We have BIG NEWS this week from the Supreme Court in the case of Hurst v. Florida.
By a 7-1-1 vote—in fact, even overruling two of its own prior rulings—the Supreme Court of the United States has upheld the jury as the sole fact-finding authority in capital sentencing.
Specifically, the Court found that the Florida capital sentencing scheme, in which the judge is the one whose job is “to make the critical findings necessary to impose the death penalty”, violates the Sixth Amendment, in light of its own ruling in Ring v. Arizona (2002) requiring that the jury find the aggravating factors if the death penalty is to be imposed.
Ring, in turn, traces back to the case of Apprendi v. New Jersey (2000).
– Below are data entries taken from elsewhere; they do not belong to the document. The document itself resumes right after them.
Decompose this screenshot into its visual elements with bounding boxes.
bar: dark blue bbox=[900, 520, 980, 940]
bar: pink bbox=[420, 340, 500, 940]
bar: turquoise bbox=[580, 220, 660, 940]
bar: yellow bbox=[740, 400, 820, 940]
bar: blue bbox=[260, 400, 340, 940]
In Apprendi, the Court ruled that the penalty for a crime could not be extended beyond the statutory maximum due to the findings of a judge based on a preponderance of evidence, but instead such extension could only be based on the findings of a jury meeting the standard of proof beyond a reasonable doubt. Ring was the application of the Apprendi ruling to capital cases.
Florida seems to have tried to carve out an exception for itself to Ring by arguing that the jury plays an advisory role in sentencing. However, the Court noted in its majority opinion that,
In arguing that the jury’s recommendation necessarily included an aggravating circumstance finding, Florida fails to appreciate the judge’s central and singular role under Florida law, which makes the court’s findings necessary to impose death and makes the jury’s function advisory only. The State cannot now treat the jury’s advisory recommendation as the necessary factual finding required by Ring.
In addition to Florida, two other states have a judicial override provision in place that allows a judge to unilaterally impose the death penalty against the jury’s recommendation of a life without parole sentence: Delaware and Alabama. According to the Equal Justice Initiative,
Of the 33 states with the death penalty, Alabama is the only jurisdiction where judges routinely override jury verdicts of life to impose capital punishment. Since 1976, Alabama judges have overridden jury verdicts 111 times. Although judges have authority to override life or death verdicts, in 91 percent of overrides elected judges have overruled jury verdicts of life to impose the death penalty.
We are currently consulting with legal experts to better understand what, if any, implications Hurst holds for judicial override in Delaware and Alabama, in addition to Florida.
It is absolutely unconscionable that in the most serious of all legal cases-those in which the state claims the right to purposely put people to death-government can not only usurp the jury’s traditional, legal function in judging the law, but also jurors’ well-established and uncontroversial role as the fact-finders in the case. If the jury are neither to judge the law nor the facts, then the next step is the elimination of the jury altogether.
Many jury issues with respect to capital cases still need to be addressed including non-unanimous votes in capital sentencing, the unjust effects of death qualification of jurors during voir dire, and so on. But the Hurst ruling upholding the jury as the final arbiter of facts in capital sentencing is greatly encouraging that the endangered species that is the jury can be brought back from the brink of extinction.